In her decision at first instance, Justice Gordon analysed the extravagance of the late payment fees on an ex post basis. This entailed a comparison of the fee with the actual loss suffered by ANZ after the breaches occurred, which she estimated to be between 50 cents and $5.00.
However, the Full Court agreed with ANZ's argument that the appropriate analysis should be ex ante. This involves an assessment of the greatest prospective losses that could conceivably flow from the breach, assessed at the time of entering into the contract.
The Full Court emphasised that the question of whether a fee is extravagant or exorbitant and, therefore, a penalty, is distinct from the question of the damage actually experienced due to a failure to comply with obligations in a contract. An ex post enquiry is only appropriate to calculate the compensation due to the penalised party after the fee has been found to be a penalty.
Consideration of indirect consequences
The Full Court also broadened the types of loss that could be taken into account when engaging in an ex ante assessment of a fee's extravagance or exorbitance.
At first instance, Justice Gordon only considered the direct loss incurred by ANZ when a late payment was made. The Full Court engaged in a much broader assessment of the potential losses suffered, by considering indirect consequences of a customer's failure to make timely payment.
For example, the costs incurred by ANZ in maintaining a collections department and in maintaining additional regulatory capital in order to make up for late payments, were losses that could be taken into account when assessing the reasonableness of the fee.

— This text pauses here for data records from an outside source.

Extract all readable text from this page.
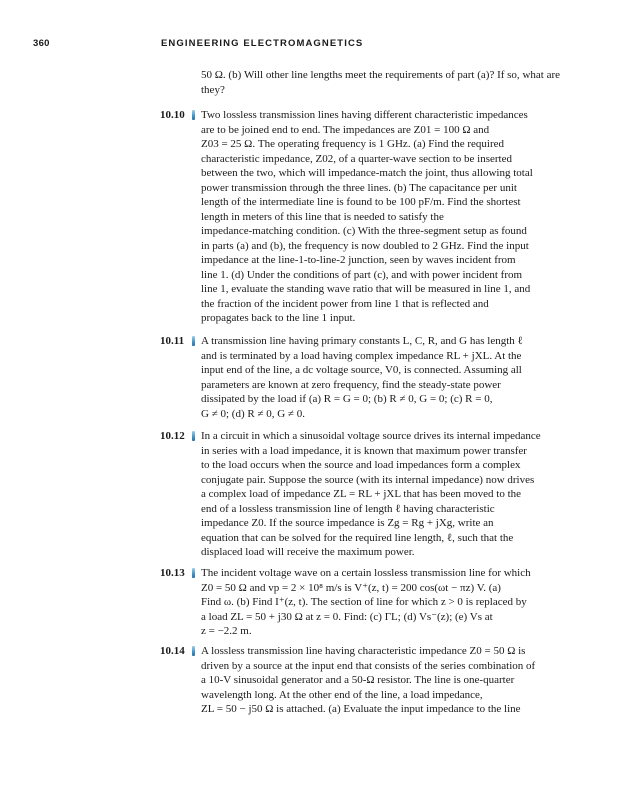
360	ENGINEERING ELECTROMAGNETICS

50 Ω. (b) Will other line lengths meet the requirements of part (a)? If so, what are they?

10.10 Two lossless transmission lines having different characteristic impedances
are to be joined end to end. The impedances are Z01 = 100 Ω and
Z03 = 25 Ω. The operating frequency is 1 GHz. (a) Find the required
characteristic impedance, Z02, of a quarter-wave section to be inserted
between the two, which will impedance-match the joint, thus allowing total
power transmission through the three lines. (b) The capacitance per unit
length of the intermediate line is found to be 100 pF/m. Find the shortest
length in meters of this line that is needed to satisfy the
impedance-matching condition. (c) With the three-segment setup as found
in parts (a) and (b), the frequency is now doubled to 2 GHz. Find the input
impedance at the line-1-to-line-2 junction, seen by waves incident from
line 1. (d) Under the conditions of part (c), and with power incident from
line 1, evaluate the standing wave ratio that will be measured in line 1, and
the fraction of the incident power from line 1 that is reflected and
propagates back to the line 1 input.

10.11 A transmission line having primary constants L, C, R, and G has length ℓ
and is terminated by a load having complex impedance RL + jXL. At the
input end of the line, a dc voltage source, V0, is connected. Assuming all
parameters are known at zero frequency, find the steady-state power
dissipated by the load if (a) R = G = 0; (b) R ≠ 0, G = 0; (c) R = 0,
G ≠ 0; (d) R ≠ 0, G ≠ 0.

10.12 In a circuit in which a sinusoidal voltage source drives its internal impedance
in series with a load impedance, it is known that maximum power transfer
to the load occurs when the source and load impedances form a complex
conjugate pair. Suppose the source (with its internal impedance) now drives
a complex load of impedance ZL = RL + jXL that has been moved to the
end of a lossless transmission line of length ℓ having characteristic
impedance Z0. If the source impedance is Zg = Rg + jXg, write an
equation that can be solved for the required line length, ℓ, such that the
displaced load will receive the maximum power.

10.13 The incident voltage wave on a certain lossless transmission line for which
Z0 = 50 Ω and vp = 2 × 10⁸ m/s is V⁺(z, t) = 200 cos(ωt − πz) V. (a)
Find ω. (b) Find I⁺(z, t). The section of line for which z > 0 is replaced by
a load ZL = 50 + j30 Ω at z = 0. Find: (c) ΓL; (d) Vs⁻(z); (e) Vs at
z = −2.2 m.

10.14 A lossless transmission line having characteristic impedance Z0 = 50 Ω is
driven by a source at the input end that consists of the series combination of
a 10-V sinusoidal generator and a 50-Ω resistor. The line is one-quarter
wavelength long. At the other end of the line, a load impedance,
ZL = 50 − j50 Ω is attached. (a) Evaluate the input impedance to the line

After taking into account the costs associated with these indirect consequences, the Full Court concluded that the late payment fees were not penalties.
This decision will be welcomed by financial institutions and telecommunications companies, which will feel vindicated in their practice of charging such fees under contract.
On the other hand, the decision is a major setback for the class action and the numerous other proceedings against banks and telecommunication companies which have been stayed pending the outcome of this test case. If this decision stands, it will be a significant obstacle for both current and future penalties class actions.
It also begs the question of whether the restating of the penalty doctrine in Andrews v ANZ (2012) 247 CLR 205 will have the momentous impact on commercial contracts previously predicted.
Although financial institutions and telecommunications companies are likely celebrating the victory, the 'bank fees' saga is far from over. Representatives for the class action have already indicated that special leave will be sought to appeal to the High Court.